Work Title & Affiliation: Assistant Professor of Art History, Florida Southern College
Biography: Kristen Carter is an assistant professor of art history at Florida Southern College. She holds a PhD in modern and contemporary art from the University of British Columbia and a BA in art history from DePaul University. Her research concerns different modes of relationality, care, and institutional critique with an emphasis on artistic praxis and pedagogy in the 1960s and 1970s. She has presented and published on a range of topics, including performance, body art, and dance, histories of art and pedagogy in the U.S., Europe, and Latin America, and the changing relationship between art and politics. Her most recent article, published in Art Journal, explored Lygia Clark’s participation in a so-called touch symposium in Los Angeles (c. 1969) and the relational dimensions of her featured propositions. Kristen’s research has been supported by fellowships from the University of British Columbia and the Getty Research Institute. Committed to collaborative and inclusive pedagogy, Kristen serves on the College Art Association’s Education Committee, advocating for undergraduate research and innovative teaching.
Topic Description:
“Don’t show them what you don’t know”
Work Title & Affiliation: Associate Professor of Art History at Centre College
Biography: Dr. Peter L. Haffner is an Associate Professor of Art History and he teaches the arts of Africa and the Black Atlantic. Before joining Centre’s faculty in 2019 he was a Smithsonian Institution Postdoctoral Fellow at the National Museum of African Art. His interdisciplinary arts-based research centers on the work of Haitian artists and the complex global cultural dynamics in which it is produced, exhibited and circulated. He earned his Ph.D. in Culture and Performance in 2017 from UCLA’s Department of World Arts & Cultures/Dance. He also holds a BA in Art History from Bard College and has a professional background in arts administration.
Topic Description:
“Don’t show them what you don’t know”
Work Title & Affiliation: Director, Center for Excellence in Teaching and Learning, Harford Community College
Biography: Jeff Ball is the CETL Director at Harford Community College and has taught art history since 1988. His MA is from the University of Missouri-Columbia where he focused on public art and architecture in the United States during the Progressive Era. His current research interests are on effective teaching and learning practices and the roles for Centers for Teaching and Learning at community colleges. He has presented this work at NISOD and the American Association of Colleges & Universities. He is the new Chair of the CAA Education Committee.
Topic Description:
Work-Life Balance - Saying No
Lessons learned from my first full-time teaching job.
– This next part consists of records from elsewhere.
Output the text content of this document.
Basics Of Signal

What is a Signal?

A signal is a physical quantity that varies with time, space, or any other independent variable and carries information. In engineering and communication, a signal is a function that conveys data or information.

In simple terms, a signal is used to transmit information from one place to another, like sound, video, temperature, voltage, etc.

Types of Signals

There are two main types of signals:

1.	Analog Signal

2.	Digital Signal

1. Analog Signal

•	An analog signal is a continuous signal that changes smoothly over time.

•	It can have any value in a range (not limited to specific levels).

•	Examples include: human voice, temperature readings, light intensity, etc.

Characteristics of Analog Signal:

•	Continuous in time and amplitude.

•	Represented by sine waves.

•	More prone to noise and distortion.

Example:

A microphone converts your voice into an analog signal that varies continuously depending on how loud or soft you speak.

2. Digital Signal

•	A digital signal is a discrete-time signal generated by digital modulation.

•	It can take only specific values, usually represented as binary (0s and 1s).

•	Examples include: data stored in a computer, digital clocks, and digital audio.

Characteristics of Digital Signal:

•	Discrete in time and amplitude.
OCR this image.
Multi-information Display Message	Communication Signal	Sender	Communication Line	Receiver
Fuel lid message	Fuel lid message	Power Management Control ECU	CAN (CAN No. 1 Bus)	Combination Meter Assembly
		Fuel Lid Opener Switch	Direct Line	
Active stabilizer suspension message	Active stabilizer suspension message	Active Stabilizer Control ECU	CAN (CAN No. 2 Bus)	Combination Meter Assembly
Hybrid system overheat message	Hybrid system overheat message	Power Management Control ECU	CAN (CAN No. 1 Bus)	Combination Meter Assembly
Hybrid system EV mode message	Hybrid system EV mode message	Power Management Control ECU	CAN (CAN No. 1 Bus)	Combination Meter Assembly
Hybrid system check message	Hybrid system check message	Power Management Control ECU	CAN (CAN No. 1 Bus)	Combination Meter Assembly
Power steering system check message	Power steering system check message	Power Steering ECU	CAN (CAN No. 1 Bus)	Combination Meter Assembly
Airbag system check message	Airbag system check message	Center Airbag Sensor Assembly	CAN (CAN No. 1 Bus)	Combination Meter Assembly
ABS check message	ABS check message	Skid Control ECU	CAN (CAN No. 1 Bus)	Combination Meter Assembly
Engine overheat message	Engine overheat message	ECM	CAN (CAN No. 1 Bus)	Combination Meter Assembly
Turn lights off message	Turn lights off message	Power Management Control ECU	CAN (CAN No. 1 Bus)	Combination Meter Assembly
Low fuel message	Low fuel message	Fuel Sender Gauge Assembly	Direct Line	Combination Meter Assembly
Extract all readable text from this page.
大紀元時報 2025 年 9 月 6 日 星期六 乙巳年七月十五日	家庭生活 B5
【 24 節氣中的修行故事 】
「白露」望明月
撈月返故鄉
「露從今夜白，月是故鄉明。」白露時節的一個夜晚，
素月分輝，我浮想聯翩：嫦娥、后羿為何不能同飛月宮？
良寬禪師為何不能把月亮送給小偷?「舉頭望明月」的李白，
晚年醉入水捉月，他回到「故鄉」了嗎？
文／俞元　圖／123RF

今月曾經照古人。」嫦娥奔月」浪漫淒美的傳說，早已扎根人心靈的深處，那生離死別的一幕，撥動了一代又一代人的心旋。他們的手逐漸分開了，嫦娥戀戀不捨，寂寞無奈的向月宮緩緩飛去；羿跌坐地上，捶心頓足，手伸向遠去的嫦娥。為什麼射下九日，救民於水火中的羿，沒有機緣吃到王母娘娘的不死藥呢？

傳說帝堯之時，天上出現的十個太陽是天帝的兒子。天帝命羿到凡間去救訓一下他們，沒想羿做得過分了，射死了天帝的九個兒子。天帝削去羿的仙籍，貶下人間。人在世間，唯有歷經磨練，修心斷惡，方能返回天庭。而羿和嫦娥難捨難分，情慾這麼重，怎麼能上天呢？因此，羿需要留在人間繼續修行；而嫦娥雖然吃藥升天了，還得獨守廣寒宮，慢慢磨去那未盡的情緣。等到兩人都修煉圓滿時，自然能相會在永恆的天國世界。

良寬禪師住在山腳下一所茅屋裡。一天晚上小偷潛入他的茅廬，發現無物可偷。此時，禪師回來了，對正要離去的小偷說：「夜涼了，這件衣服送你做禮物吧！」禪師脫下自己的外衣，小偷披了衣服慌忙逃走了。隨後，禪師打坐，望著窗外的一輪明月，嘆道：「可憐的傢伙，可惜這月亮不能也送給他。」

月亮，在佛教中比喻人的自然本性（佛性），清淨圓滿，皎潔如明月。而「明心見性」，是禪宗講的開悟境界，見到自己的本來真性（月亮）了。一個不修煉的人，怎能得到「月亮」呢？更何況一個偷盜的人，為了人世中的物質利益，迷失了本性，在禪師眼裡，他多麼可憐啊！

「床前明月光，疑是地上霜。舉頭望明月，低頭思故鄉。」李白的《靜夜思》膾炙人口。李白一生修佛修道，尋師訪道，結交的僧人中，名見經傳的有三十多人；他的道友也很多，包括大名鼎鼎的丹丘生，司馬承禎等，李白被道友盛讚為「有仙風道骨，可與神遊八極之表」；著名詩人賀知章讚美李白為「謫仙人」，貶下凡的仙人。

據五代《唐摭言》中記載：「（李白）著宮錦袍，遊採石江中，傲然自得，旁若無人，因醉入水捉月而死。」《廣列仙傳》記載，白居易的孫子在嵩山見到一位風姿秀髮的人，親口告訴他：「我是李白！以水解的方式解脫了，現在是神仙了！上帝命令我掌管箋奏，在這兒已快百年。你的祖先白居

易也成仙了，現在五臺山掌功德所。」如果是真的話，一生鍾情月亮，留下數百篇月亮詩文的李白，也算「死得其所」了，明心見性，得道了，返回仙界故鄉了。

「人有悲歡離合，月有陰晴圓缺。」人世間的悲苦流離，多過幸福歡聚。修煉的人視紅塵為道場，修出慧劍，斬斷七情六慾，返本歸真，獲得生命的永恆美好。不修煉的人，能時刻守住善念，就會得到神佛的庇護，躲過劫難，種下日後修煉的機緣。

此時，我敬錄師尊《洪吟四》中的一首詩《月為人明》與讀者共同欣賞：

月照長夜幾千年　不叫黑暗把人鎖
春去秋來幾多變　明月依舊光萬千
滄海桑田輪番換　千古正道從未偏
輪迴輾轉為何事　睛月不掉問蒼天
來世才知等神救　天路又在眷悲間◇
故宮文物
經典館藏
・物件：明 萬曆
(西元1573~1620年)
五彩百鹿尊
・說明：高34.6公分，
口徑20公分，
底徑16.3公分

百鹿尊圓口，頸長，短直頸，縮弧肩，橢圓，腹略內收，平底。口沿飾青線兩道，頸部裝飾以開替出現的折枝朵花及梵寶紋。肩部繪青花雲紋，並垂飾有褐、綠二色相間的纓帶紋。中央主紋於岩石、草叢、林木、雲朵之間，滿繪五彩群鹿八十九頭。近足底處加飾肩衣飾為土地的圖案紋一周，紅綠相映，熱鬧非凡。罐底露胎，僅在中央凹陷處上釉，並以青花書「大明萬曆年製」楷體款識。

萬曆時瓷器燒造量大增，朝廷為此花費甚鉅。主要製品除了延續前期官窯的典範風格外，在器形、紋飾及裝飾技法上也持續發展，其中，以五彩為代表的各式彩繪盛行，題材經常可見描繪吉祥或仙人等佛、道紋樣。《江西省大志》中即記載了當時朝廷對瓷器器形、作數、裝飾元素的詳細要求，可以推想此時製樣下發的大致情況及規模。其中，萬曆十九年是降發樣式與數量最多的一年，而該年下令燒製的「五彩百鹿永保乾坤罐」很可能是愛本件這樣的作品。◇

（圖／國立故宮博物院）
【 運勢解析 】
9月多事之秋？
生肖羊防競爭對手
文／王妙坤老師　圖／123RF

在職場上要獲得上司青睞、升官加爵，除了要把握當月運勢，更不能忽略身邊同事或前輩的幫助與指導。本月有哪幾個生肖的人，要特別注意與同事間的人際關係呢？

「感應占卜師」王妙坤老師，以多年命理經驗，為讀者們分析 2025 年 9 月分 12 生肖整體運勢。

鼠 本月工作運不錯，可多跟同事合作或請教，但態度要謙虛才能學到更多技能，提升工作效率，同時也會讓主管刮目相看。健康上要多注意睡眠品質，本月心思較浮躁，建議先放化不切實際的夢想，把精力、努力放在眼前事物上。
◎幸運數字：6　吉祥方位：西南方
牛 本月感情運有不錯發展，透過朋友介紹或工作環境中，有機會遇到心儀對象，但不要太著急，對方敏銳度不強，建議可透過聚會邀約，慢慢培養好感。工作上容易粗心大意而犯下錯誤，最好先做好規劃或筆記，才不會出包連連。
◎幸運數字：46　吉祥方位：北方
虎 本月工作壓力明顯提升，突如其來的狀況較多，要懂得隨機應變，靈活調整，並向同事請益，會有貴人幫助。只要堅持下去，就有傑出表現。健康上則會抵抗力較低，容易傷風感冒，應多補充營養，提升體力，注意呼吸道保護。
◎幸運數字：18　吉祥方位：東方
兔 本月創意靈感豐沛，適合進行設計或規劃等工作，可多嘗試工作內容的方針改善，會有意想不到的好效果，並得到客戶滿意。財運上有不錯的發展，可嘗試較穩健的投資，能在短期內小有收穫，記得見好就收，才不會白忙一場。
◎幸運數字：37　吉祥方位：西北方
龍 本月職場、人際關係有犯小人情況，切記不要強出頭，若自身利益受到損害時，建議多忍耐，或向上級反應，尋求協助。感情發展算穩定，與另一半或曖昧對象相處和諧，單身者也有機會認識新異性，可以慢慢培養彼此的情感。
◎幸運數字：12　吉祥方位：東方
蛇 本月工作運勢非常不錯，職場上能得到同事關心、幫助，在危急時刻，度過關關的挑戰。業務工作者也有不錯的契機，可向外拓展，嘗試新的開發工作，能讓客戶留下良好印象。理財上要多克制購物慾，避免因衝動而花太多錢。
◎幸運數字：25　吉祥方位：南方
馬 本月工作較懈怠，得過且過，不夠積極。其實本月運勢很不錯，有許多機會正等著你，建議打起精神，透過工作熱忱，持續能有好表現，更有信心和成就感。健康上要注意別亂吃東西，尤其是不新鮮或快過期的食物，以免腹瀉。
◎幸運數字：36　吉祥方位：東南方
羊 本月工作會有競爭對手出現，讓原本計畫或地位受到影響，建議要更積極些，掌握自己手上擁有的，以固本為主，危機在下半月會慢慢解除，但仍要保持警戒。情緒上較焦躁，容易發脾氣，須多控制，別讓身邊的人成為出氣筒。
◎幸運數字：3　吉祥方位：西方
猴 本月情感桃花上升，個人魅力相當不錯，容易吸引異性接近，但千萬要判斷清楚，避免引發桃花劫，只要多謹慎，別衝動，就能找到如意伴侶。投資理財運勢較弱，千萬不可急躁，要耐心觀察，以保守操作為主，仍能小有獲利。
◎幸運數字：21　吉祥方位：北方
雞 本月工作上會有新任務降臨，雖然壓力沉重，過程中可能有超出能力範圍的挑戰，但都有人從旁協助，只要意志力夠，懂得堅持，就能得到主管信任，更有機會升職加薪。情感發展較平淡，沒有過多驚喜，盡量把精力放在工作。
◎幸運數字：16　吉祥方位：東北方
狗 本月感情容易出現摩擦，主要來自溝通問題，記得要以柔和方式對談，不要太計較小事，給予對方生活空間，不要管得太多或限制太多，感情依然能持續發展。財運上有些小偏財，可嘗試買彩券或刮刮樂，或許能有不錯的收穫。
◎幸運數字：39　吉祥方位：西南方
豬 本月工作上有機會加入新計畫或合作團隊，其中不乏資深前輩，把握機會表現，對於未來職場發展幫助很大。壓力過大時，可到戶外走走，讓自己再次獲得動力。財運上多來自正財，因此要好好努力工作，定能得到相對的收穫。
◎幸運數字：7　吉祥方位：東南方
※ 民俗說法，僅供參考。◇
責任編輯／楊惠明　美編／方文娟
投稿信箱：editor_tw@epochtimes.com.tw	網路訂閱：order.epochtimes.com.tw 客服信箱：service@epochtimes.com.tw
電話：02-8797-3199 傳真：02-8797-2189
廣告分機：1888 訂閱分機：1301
Work Title & Affiliation: Associate Professor; School of Art; Bowling Green State University
Biography: Barbara Bergstrom is an associate professor and has been teaching undergraduate and graduate courses while serving as the chair of Art Education at the School of Art at Bowling Green State university since 2014. She received her PhD degree in Art and Visual Culture Education with a minor in Higher Education from the University of Arizona where she also earned her MFA degree in 3-D Studies. Her experience as an artist-educator includes making, exhibiting, and teaching students in junior high up to those in postgraduate programs in Art Education, Visual Art, and Education & Administration. With passion for “The Academy” and an earnestness for connecting artistic practice and teaching, Barbara’s research interests include contemporary art, contemplative pedagogy, and curricula that serve the personal and professional development of MFA students.
Topic Description:
Syllabi thoughts and the work/life balance
Work Title & Affiliation: Lecturer, Queens College, City University of New York
Biography: Heather Horton (Ph.D., NYU 2010) joined the Art Department at Queens College, City University of New York in 2022, after teaching at Pratt Institute for eleven years and receiving the Distinguished Teacher Award there in 2021-22. She recently published “Teaching Medieval Jerusalem: Student-Centered Approaches to Interpreting Historical Objects and Spaces,” in The Once and Future Classroom, the journal for the Teaching Association of Medieval Studies. In 2023-24, Horton was a Faculty Fellow for Open Educational Resources at Queens College and this year she is a Kress Fellow for Teaching with Primary Sources at the Archives of American Art.